Radiation-induced
proctitis (RIP) is the most common clinical adverse effect for patients receiving
radiotherapy as part of the standard course of treatment for ovarian, prostate, colon, and
bladder cancers. RIP limits radiation dosage, interrupts treatment, and lowers patients' quality of life. A prophylactic treatment that protects the gastrointestinal tract from deleterious effects of
radiotherapy will significantly improve patient quality of life and may allow for higher and more regular doses of
radiation therapy. Semi-synthetic
glycosaminoglycan (GAG), generated from the sulfation of
hyaluronic acid, are anti-inflammatory but have difficulty achieving therapeutic levels in many tissues. To enhance the delivery of GAG, we created an in situ gelling rectal delivery system using
silk-elastinlike
protein polymers (SELPs).

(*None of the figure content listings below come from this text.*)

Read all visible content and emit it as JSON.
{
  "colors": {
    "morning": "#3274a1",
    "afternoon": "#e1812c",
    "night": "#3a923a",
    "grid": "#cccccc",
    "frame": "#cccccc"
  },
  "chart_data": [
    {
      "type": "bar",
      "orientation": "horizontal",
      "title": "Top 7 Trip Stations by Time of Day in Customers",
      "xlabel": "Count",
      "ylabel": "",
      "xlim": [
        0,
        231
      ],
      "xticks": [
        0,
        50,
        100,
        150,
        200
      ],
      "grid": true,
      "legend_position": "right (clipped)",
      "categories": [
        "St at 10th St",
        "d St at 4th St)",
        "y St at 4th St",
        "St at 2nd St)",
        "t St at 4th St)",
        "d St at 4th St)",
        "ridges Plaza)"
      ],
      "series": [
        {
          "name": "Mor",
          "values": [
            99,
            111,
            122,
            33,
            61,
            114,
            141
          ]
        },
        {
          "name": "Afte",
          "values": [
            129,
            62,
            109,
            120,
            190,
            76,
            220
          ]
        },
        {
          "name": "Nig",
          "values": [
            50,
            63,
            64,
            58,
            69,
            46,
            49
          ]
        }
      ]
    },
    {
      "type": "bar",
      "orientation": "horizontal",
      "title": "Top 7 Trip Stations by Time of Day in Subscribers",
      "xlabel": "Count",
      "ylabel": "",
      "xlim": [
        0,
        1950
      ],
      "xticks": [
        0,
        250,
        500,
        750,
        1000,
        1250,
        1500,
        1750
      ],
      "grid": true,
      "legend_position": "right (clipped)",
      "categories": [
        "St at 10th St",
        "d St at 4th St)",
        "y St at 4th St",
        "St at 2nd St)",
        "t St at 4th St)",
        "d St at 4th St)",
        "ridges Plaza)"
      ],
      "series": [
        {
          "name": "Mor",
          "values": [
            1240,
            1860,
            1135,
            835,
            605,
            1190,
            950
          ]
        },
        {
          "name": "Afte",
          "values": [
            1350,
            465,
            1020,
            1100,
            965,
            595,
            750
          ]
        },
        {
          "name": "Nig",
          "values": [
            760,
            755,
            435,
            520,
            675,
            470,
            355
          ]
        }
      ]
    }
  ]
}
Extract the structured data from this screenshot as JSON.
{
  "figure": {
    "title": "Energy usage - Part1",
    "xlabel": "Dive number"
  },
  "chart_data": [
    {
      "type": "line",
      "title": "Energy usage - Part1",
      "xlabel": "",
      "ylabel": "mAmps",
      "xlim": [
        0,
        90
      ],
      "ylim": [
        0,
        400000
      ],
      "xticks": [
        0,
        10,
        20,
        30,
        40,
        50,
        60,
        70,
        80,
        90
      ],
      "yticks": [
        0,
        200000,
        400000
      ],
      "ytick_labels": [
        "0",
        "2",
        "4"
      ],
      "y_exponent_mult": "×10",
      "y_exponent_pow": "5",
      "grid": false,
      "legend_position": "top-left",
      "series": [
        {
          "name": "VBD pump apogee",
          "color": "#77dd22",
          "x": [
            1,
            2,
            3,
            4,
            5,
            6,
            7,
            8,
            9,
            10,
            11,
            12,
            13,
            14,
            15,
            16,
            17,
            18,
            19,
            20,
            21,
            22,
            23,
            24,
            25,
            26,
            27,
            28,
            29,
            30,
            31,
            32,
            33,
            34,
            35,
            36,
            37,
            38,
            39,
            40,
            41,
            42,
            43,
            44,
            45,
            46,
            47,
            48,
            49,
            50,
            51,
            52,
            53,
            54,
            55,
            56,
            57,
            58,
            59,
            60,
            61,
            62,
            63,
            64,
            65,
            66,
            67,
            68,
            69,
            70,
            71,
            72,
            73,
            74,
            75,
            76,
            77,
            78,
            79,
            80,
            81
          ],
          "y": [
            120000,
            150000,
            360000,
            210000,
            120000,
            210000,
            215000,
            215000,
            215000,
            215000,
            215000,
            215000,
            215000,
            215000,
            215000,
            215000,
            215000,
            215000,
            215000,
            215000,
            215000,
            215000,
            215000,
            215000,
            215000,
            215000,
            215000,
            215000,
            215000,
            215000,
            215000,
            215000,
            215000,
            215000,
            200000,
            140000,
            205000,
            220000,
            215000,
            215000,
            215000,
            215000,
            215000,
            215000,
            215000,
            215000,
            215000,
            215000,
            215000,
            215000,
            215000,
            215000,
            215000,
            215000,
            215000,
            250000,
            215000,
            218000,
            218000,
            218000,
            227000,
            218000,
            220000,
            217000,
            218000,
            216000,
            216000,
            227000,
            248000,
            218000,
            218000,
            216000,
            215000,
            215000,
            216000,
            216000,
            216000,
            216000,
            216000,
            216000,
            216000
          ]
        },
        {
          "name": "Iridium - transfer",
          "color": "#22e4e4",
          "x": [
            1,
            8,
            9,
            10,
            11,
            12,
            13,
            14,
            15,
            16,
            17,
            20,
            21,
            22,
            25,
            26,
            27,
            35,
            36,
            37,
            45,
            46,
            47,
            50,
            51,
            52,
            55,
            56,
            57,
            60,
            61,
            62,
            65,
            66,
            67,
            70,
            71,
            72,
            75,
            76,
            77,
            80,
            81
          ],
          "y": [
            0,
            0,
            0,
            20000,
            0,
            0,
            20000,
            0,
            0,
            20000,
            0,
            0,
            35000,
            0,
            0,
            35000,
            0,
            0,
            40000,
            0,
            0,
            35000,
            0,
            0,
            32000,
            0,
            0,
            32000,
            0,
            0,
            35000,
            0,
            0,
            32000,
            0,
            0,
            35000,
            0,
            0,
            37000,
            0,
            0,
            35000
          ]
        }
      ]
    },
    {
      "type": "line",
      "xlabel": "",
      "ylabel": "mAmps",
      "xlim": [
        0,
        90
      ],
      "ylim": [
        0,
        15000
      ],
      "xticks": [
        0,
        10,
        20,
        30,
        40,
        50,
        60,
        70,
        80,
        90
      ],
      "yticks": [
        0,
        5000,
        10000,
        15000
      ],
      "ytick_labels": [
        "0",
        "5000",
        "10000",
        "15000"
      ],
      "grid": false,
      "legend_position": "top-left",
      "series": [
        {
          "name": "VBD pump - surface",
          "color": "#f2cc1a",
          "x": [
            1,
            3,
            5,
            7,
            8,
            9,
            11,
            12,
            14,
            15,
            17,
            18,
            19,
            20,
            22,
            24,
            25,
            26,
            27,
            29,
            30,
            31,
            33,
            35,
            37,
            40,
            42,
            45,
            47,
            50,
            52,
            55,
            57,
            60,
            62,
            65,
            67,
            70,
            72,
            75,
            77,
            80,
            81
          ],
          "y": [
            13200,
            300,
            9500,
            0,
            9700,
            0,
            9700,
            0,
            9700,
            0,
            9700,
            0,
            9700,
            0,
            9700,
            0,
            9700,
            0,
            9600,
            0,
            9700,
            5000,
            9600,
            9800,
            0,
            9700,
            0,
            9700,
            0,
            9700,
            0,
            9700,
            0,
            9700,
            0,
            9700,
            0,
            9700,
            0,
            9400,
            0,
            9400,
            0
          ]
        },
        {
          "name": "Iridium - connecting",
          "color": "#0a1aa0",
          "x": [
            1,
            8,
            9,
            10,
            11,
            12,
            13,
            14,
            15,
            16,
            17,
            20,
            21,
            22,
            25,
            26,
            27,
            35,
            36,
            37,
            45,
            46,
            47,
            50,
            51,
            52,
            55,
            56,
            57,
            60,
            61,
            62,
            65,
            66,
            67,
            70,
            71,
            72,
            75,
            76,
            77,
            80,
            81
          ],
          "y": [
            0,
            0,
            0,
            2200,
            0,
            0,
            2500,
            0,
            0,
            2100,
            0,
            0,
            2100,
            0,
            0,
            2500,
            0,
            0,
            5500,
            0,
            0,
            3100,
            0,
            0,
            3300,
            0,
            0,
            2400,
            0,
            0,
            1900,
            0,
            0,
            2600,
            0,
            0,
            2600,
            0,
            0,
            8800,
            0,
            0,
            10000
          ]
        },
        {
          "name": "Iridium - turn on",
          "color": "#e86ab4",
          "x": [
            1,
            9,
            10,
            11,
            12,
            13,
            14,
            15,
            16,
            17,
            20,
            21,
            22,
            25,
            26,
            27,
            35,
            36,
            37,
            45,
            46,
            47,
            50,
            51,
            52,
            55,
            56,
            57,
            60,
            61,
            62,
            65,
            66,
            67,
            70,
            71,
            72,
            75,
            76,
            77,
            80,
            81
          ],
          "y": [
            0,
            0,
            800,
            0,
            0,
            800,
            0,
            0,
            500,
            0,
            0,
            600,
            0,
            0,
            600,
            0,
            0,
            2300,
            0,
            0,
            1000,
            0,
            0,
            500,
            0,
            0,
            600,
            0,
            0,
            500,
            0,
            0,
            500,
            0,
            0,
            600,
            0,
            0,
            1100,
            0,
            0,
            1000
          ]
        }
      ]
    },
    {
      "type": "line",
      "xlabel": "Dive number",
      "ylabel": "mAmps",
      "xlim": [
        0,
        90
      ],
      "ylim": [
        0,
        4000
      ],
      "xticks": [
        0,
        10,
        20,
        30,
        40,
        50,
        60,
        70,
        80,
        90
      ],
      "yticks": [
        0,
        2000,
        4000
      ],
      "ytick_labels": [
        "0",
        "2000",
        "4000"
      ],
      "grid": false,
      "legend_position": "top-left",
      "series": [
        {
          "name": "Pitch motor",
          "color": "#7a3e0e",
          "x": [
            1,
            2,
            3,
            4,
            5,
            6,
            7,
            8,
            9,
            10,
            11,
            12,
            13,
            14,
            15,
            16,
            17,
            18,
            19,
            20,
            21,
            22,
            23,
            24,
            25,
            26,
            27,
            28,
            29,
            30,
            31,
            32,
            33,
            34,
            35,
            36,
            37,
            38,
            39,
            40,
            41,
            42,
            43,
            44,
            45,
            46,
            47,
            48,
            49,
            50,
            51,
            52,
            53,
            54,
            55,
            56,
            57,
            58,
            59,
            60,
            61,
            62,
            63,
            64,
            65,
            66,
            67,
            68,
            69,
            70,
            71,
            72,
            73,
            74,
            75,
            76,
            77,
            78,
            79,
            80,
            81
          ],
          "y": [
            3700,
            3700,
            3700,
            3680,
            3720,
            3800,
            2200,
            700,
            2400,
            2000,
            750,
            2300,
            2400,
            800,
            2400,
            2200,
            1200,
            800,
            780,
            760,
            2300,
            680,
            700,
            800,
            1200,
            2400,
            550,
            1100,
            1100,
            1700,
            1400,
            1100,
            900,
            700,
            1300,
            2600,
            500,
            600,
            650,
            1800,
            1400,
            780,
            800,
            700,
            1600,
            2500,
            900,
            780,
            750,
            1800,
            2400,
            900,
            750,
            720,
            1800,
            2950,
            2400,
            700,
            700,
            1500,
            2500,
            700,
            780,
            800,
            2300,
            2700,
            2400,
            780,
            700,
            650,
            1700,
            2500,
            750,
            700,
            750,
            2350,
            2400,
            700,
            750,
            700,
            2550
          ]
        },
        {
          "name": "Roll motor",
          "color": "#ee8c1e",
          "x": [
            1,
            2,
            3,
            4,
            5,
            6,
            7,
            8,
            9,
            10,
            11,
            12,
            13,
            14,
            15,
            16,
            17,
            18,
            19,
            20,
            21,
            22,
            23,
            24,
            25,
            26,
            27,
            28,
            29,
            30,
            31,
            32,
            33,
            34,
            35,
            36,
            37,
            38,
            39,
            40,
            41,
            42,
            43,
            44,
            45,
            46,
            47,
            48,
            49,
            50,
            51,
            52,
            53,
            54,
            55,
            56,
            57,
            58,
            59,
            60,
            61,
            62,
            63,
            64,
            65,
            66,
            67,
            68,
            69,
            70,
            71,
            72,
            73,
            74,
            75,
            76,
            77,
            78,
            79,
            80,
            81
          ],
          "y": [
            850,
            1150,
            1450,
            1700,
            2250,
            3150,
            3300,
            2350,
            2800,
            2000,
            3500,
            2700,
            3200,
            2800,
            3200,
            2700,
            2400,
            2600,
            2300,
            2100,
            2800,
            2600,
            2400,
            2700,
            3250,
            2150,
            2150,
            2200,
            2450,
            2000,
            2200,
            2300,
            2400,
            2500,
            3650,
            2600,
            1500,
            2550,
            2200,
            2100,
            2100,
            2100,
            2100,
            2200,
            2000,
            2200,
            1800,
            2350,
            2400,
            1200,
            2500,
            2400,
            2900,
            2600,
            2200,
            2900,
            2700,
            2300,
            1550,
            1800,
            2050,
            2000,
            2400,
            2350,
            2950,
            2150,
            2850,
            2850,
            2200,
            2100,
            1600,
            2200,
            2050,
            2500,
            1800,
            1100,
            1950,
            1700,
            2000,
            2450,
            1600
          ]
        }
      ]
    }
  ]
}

Using solutions of
SELP 815K (which contains 6 repeats of blocks comprised of 8
silk-like units, 15
elastin-like units, and 1
lysine-substituted
elastin-like unit) with GAG GM-0111, we created an
injectable delivery platform that transitioned in <5min from a liquid at room temperature to a
hydrogel at body temperature. The
hydrogels released 50% of their payload within 30min and enhanced the accumulation of GAG in the rectum compared to traditional
enema-based delivery. Using a murine model of radiation-induced
proctitis, the prophylactic delivery of a single dose of GAG from a
SELP matrix administered prior to irradiation significantly reduced radiation-induced
pain after 3, 7, and 21days by 53±4%, 47±10%, and 12±6%, respectively. Matrix-mediated delivery of GAG by
SELP represents an innovative method for more effective treatment of RIP and promises to improve quality of life of
cancer patients by allowing higher
radiotherapy doses with improved safety.